La loi du plus fort dans le désir naturel et vorace de l’appropriation a dû laisser la place à des règles permettant d’instituer un droit de propriété ainsi qu’une vie sociale.

La naissance de l’homme est également celle du compte à rebours vers sa mort. Il a toujours cherché à l’éviter et à la repousser.

La médecine s’était dès lors imposée comme un instinct de survie.

Si pendant très longtemps ces deux matières restèrent indépendantes l’une de l’autre, elles sont maintenant si étroitement liées qu’elles impliquent une évolution parallèle.

Celle du droit se calque sur celle du progrès médicale ce qui justifie que pendant tant de temps le principe gouverneur fut celui de l’irresponsabilité du médecin ; la médecine était avant tout une science d’apaisement qui pouvait même parfois se révéler dangereuse.

moliere

Molière pouvait ainsi écrire: « Presque tous les hommes meurent de leurs remèdes et non pas de leurs maladies ».

Ce n’est que lorsque cette science se précisa que peu à peu la santé de la personne devint un droit.

Un droit dont l’exigence s’accroissait progressivement.

Aujourd’hui le caractère sacré de la médecine a disparu et on attend d’elle qu’elle guérisse.

Elle y parvient de plus en plus, elle soigne, elle sauve mais s’accompagne inexorablement de risques et d’accidents qui grandissent proportionnellement à ses progrès.

Elle a connu une ascension fulgurante tout au long du siècle dernier, essentiellement pendant la seconde moitié, mais elle n’est toujours pas infaillible.

Elle peut être inefficace, ce qui est tout à fait regrettable mais en aucun cas condamnable.

Elle peut également se révéler néfaste, quelques fois dangereuse et pose dès lors la question de la réparation du préjudice de ses victimes.

Celle-ci a constitué le fil conducteur de l’évolution de la responsabilité médicale qui s’est faite autour de 3 axes: la faute, la présomption de faute et de causalité et la responsabilité sans faute.

A l’origine, ces notions étaient appréhendées et utilisées différemment par le juge administratif et par le juge civil.

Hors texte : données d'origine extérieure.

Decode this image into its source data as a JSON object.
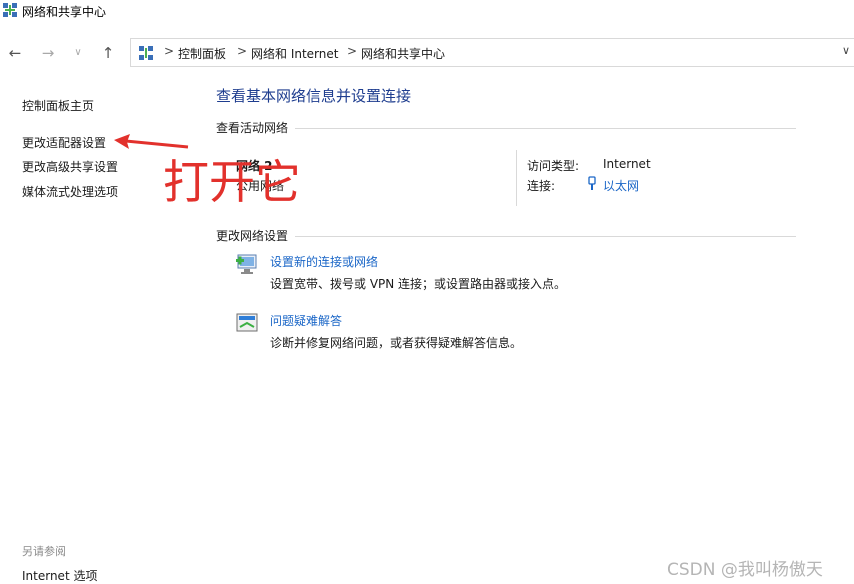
{
  "window": {
    "title": "网络和共享中心"
  },
  "nav": {
    "back_icon": "arrow-left-icon",
    "forward_icon": "arrow-right-icon",
    "recent_icon": "chevron-down-icon",
    "up_icon": "arrow-up-icon"
  },
  "address": {
    "crumbs": [
      "控制面板",
      "网络和 Internet",
      "网络和共享中心"
    ],
    "separator": ">"
  },
  "sidebar": {
    "links": [
      "控制面板主页",
      "更改适配器设置",
      "更改高级共享设置",
      "媒体流式处理选项"
    ],
    "see_also_heading": "另请参阅",
    "see_also_links": [
      "Internet 选项"
    ]
  },
  "main": {
    "title": "查看基本网络信息并设置连接",
    "active_heading": "查看活动网络",
    "network": {
      "name": "网络 2",
      "type": "公用网络",
      "access_label": "访问类型:",
      "access_value": "Internet",
      "connection_label": "连接:",
      "connection_value": "以太网"
    },
    "change_heading": "更改网络设置",
    "tasks": [
      {
        "link": "设置新的连接或网络",
        "desc": "设置宽带、拨号或 VPN 连接；或设置路由器或接入点。",
        "icon": "new-connection-icon"
      },
      {
        "link": "问题疑难解答",
        "desc": "诊断并修复网络问题，或者获得疑难解答信息。",
        "icon": "troubleshoot-icon"
      }
    ]
  },
  "annotation": {
    "text": "打开它",
    "color": "#e2312c"
  },
  "watermark": "CSDN @我叫杨傲天",
  "colors": {
    "title_blue": "#1e3d8f",
    "link_blue": "#1a66c7"
  }
}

Ainsi le droit à réparation de la victime variait selon que son dommage résultait de l’activité médicale d’un hôpital ou d’une clinique.

En effet alors que jusqu’en 1992, une faute lourde était exigée pour engager la responsabilité de l’hôpital, une simple faute, erreur ou négligence suffisait pour voir retenir celle d’une clinique.

Egalement une infection nosocomiale contractée à l’hôpital reposait sur un régime de présomption de faute irréfragable alors que celles contractées dans une clinique mettaient en jeux le principe de l’obligation de sécurité – résultat.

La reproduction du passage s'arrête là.